羅語文都快服了她了,「沒有回覆,也可能是因為她看到了但不想回吧,畢竟你們關係那麼尷尬。」
「……你就不能往好處想嗎?」陸雁北說,「如果你還記得我是你的病人。」
羅語文在電話那頭翻了個白眼,「不放心的話,直接打個電話去問不就行了?」
「不太好吧?」陸雁北遲疑。
「那你就直接去找她唄。」羅語文隨口說,「不然還想怎樣?」
陸雁北沉默。
羅語文倒是警覺了起來,「我隨口說的,大過年的你去人家家裡打擾也不合適。這年三十的,能有什麼事?估計就是忙,或者出去玩沒看手機呢,晚上應該就有消息了。」
陸雁北不置可否,但掛了電話,她就打開網頁搜機票信息。可惜每天只有早上一趟航班直達,這時候都已經快到了,於是轉而搜索火車票信息。

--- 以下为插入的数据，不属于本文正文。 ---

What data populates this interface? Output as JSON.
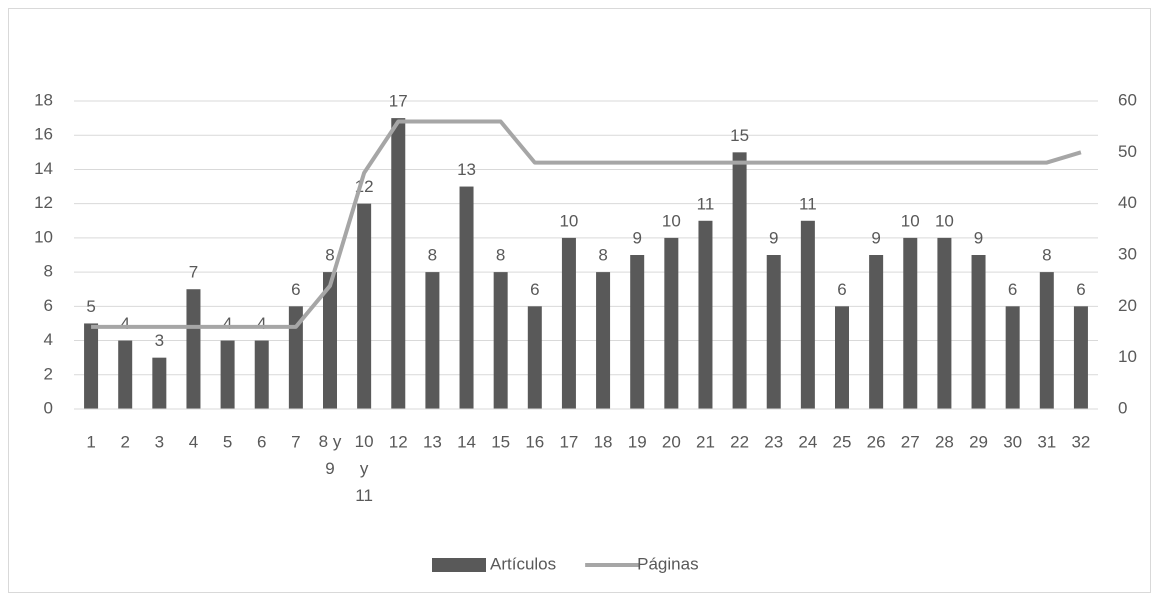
{
  "chart_data": {
    "type": "bar_line",
    "categories": [
      "1",
      "2",
      "3",
      "4",
      "5",
      "6",
      "7",
      "8 y 9",
      "10 y 11",
      "12",
      "13",
      "14",
      "15",
      "16",
      "17",
      "18",
      "19",
      "20",
      "21",
      "22",
      "23",
      "24",
      "25",
      "26",
      "27",
      "28",
      "29",
      "30",
      "31",
      "32"
    ],
    "series": [
      {
        "name": "Artículos",
        "color": "#595959",
        "type": "bar",
        "values": [
          5,
          4,
          3,
          7,
          4,
          4,
          6,
          8,
          12,
          17,
          8,
          13,
          8,
          6,
          10,
          8,
          9,
          10,
          11,
          15,
          9,
          11,
          6,
          9,
          10,
          10,
          9,
          6,
          8,
          6
        ]
      },
      {
        "name": "Páginas",
        "color": "#a6a6a6",
        "type": "line",
        "axis": "y2",
        "values": [
          16,
          16,
          16,
          16,
          16,
          16,
          16,
          24,
          46,
          56,
          56,
          56,
          56,
          48,
          48,
          48,
          48,
          48,
          48,
          48,
          48,
          48,
          48,
          48,
          48,
          48,
          48,
          48,
          48,
          50
        ]
      }
    ],
    "ylim": [
      0,
      18
    ],
    "yticks": [
      0,
      2,
      4,
      6,
      8,
      10,
      12,
      14,
      16,
      18
    ],
    "y2lim": [
      0,
      60
    ],
    "y2ticks": [
      0,
      10,
      20,
      30,
      40,
      50,
      60
    ],
    "grid": true,
    "legend": "bottom"
  }
}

本來陸雁北是不抱期望的,因為據說春運期間的火車票一票難求。
但也許因為今天已經是除夕,該走的人都走得差不多了,又或許高鐵提速之後,車次增多,鐵路運輸效率大大提升,竟然還有少量余票放出。而她在大腦反應過來之前,已經眼疾手快搶了一張。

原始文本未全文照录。